Il linguaggio è un contenitore per l’emozione che si vuole comunicare, che è il contenuto. Un discorso incoerente è frutto di un rapporto parassitario tra contenuto e contenitore, che hanno creato un terzo, l’incoerenza. Il rapporto simbiotico porta ad uno sviluppo della capacità di espressione e della personalità che cerca di esprimerlo. Nella relazione conviviale sia ha un linguaggio condiviso.

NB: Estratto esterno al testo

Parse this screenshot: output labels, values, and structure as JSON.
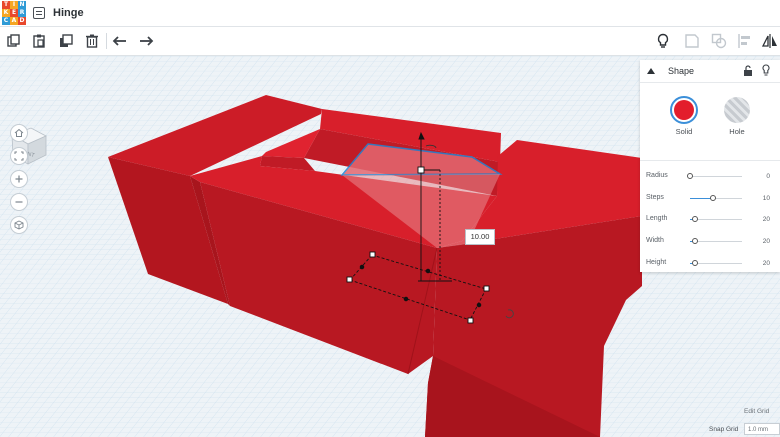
{
  "app": {
    "logo_letters": [
      "T",
      "I",
      "N",
      "K",
      "E",
      "R",
      "C",
      "A",
      "D"
    ],
    "logo_colors": [
      "#e8472c",
      "#f5a623",
      "#2f9bd6",
      "#f5a623",
      "#e8472c",
      "#2f9bd6",
      "#2f9bd6",
      "#f5a623",
      "#e8472c"
    ],
    "title": "Hinge"
  },
  "toolbar": {
    "left_icons": [
      "copy-icon",
      "paste-icon",
      "duplicate-icon",
      "trash-icon",
      "undo-icon",
      "redo-icon"
    ],
    "right_icons": [
      "lightbulb-icon",
      "note-icon",
      "group-icon",
      "align-icon",
      "mirror-icon"
    ]
  },
  "viewcube": {
    "label": "FRONT"
  },
  "nav_icons": [
    "home-icon",
    "fit-icon",
    "zoom-in-icon",
    "zoom-out-icon",
    "orthographic-icon"
  ],
  "shape_panel": {
    "title": "Shape",
    "solid_label": "Solid",
    "hole_label": "Hole",
    "solid_color": "#e31d2c",
    "properties": [
      {
        "label": "Radius",
        "value": "0",
        "level": 0.0
      },
      {
        "label": "Steps",
        "value": "10",
        "level": 0.45
      },
      {
        "label": "Length",
        "value": "20",
        "level": 0.1
      },
      {
        "label": "Width",
        "value": "20",
        "level": 0.1
      },
      {
        "label": "Height",
        "value": "20",
        "level": 0.1
      }
    ]
  },
  "dimension_tooltip": "10.00",
  "footer": {
    "edit_grid": "Edit Grid",
    "snap_grid_label": "Snap Grid",
    "snap_grid_value": "1.0 mm"
  },
  "colors": {
    "shape_red": "#e31d2c",
    "shape_dark": "#b81822",
    "grid_line": "#c4dceb"
  }
}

Nel corso dell’analisi il rapporto K/F deve essere sempre più piccolo. Questo significa che K, la conoscenza, deve diventare più piccola rispetto ad F, l’atto di Fede.
La Bugia
Bion parla inoltre di bugia. Ci troviamo nella colonna 2 della Griglia, quella degli enunciati falsi. La bugia provoca sempre un vantaggio, dipende da un “tumulto psicologico”. L’analista può essere portato ad essere collusivo e non intaccare la bugia del paziente. L’analisi può anche arrivare a fare progressi lusinghieri. In questo caso sia analista che paziente colludono a difesa della bugia e del relativo tumulto. Quello tra bugia e bugiardo è un rapporto parassitario (-K). E’ il caso di quelle analisi in cui l’analista è troppo compiacente con il paziente, entrambi hanno paura di affrontare il cambiamento catastrofico.
In definitiva, secondo Bion c’è un continuo tendere, in seduta, ad O. Attraverso il linguaggio è possibile lavorare in K, ma nel corso della seduta succede altro, un altro non esprimibile e mappabile da K, che riguarda il contatto della coppia analitica con O, che avviene attraverso l’interpretazione, ma non solo.